WASHINGTON – States now have authority to make online retailers collect sales taxes, the US Supreme Court ruled Thursday, siding with South Dakota in ruling against several online companies.

In a 5-4 decision, the court overturned the 1992 precedent that barred states from requiring businesses without a physical presence in the state to collect sales taxes.

In 2016, South Dakota passed a law requiring large out-of-state online retailers to collect sales tax. Wayfair Inc., Overstock.com, and Newegg Inc. challenged the law in court. While the court revived the law, it could still face other legal challenges, according to Justice Anthony Kennedy, who authored the ruling.

The court deemed the earlier, 1992 ruling out-of-date in the Internet era.

Other states have passed similar laws and more are likely to  now. A federal report said forcing online retailers to collect sales taxes could add $13 billion annually to state treasuries. South Dakota estimated it may make as much as $50 million  a year in additional revenue.

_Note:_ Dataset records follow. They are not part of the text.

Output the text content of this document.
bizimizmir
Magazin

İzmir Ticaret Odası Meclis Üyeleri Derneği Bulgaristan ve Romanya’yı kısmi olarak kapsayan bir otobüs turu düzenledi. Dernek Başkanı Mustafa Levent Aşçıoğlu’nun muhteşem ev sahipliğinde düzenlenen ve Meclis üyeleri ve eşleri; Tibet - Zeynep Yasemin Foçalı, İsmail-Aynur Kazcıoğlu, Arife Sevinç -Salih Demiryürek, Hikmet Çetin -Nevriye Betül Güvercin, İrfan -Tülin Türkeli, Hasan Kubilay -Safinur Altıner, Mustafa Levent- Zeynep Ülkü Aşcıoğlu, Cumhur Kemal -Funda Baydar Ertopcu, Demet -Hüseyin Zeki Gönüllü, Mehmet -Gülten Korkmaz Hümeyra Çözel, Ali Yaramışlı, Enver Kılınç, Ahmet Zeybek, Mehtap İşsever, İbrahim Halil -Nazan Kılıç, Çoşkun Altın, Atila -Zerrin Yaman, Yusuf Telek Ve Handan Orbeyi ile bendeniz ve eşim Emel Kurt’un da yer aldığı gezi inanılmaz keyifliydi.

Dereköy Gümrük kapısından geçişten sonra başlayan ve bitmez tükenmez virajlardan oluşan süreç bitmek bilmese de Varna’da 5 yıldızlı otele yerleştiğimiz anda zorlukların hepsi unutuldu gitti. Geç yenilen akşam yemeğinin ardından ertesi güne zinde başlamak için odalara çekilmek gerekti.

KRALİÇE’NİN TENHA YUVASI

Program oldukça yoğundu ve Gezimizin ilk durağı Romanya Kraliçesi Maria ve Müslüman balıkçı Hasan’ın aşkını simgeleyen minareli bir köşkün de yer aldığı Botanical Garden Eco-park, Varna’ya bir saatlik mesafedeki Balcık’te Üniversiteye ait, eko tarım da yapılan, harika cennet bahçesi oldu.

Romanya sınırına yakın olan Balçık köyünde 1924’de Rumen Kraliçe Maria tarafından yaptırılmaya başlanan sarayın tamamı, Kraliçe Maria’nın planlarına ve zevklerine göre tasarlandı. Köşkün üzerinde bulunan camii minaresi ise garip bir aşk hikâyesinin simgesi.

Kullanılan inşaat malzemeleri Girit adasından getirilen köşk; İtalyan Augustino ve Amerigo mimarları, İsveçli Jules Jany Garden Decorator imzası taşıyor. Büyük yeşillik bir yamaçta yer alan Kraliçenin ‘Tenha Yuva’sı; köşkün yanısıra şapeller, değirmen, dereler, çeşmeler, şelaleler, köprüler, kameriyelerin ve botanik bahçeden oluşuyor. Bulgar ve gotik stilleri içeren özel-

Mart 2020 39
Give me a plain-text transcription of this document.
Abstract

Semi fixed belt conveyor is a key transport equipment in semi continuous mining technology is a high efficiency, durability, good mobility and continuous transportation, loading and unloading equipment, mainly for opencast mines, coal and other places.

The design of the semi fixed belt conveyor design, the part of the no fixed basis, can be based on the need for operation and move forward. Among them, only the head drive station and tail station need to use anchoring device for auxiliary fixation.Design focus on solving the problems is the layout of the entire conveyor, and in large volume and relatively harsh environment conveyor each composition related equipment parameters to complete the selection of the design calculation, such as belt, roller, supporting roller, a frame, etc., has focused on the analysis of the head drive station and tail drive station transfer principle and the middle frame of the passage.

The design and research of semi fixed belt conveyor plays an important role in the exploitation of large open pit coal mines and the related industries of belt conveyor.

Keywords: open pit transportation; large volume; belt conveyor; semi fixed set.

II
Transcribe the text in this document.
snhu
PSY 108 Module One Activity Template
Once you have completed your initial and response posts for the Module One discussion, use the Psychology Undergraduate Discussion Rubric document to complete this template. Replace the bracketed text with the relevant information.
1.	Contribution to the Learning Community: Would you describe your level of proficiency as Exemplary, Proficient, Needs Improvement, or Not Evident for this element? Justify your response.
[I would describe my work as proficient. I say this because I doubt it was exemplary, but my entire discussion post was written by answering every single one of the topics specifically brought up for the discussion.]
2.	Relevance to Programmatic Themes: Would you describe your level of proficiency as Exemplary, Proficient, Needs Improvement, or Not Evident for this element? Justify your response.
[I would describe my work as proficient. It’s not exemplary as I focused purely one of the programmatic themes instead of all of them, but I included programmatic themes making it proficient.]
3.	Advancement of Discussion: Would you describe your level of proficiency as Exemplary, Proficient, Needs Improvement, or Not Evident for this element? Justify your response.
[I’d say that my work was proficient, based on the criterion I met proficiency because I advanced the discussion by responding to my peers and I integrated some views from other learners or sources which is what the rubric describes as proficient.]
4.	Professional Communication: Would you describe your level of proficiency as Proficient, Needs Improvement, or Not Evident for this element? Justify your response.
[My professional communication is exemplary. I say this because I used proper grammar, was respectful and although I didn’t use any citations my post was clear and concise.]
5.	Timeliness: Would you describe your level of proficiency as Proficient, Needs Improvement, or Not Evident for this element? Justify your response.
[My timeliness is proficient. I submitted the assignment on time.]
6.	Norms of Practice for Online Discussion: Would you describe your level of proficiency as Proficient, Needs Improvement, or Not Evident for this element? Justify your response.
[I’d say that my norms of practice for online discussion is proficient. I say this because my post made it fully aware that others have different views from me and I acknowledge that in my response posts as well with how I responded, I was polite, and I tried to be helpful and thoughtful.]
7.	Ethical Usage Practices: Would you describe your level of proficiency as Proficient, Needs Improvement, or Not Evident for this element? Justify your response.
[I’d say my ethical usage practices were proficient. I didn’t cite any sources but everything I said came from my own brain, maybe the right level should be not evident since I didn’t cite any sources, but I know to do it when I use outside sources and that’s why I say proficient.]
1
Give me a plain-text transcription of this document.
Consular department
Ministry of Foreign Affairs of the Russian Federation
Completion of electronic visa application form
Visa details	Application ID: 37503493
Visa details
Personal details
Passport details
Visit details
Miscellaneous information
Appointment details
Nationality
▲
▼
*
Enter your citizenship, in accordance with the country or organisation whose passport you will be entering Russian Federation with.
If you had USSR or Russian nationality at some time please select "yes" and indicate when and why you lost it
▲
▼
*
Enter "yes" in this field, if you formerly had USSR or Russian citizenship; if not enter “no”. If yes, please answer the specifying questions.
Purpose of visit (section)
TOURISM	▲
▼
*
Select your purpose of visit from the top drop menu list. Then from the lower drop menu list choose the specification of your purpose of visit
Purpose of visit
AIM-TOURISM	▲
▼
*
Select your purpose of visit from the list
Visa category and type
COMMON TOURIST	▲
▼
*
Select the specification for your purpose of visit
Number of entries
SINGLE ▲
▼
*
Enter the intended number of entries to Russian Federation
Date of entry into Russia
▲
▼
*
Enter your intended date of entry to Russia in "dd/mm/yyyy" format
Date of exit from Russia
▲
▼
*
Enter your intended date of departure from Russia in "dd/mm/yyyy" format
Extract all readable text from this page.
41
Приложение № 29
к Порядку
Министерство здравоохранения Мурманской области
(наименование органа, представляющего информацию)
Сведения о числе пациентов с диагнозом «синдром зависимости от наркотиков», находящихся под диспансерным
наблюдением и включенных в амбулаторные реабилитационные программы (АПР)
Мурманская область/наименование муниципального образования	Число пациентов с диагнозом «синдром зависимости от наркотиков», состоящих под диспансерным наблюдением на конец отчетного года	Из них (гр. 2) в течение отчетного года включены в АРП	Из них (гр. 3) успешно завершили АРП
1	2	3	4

North Carolina likely to pass similar bill

A similar law, North Carolina Senate Bill 81, modeled on the South Dakota law, would require online retailers with at least 200 sales or $100,000 in revenue yearly in the state to collect sales  tax. Amazon and several other online retailers already collect sales taxes in NC, but many others do not. The bill passed the state Senate in 2017 but was shelved by the House.

Interest it was revived in March 2018 in anticipation of the Supreme Court ruling on the South Dakota case. It has passed several readings in the state legislature and has been referred to the committee on finance.

The state passed legislation in 2009 commonly called the “Amazon Law,” in an earlier attempt to collect sales taxes from online sellers.

Barclay’s research suggests states likely to see the biggest gains are Louisiana, Tennessee, South Dakota, Oklahoma, and Alabama.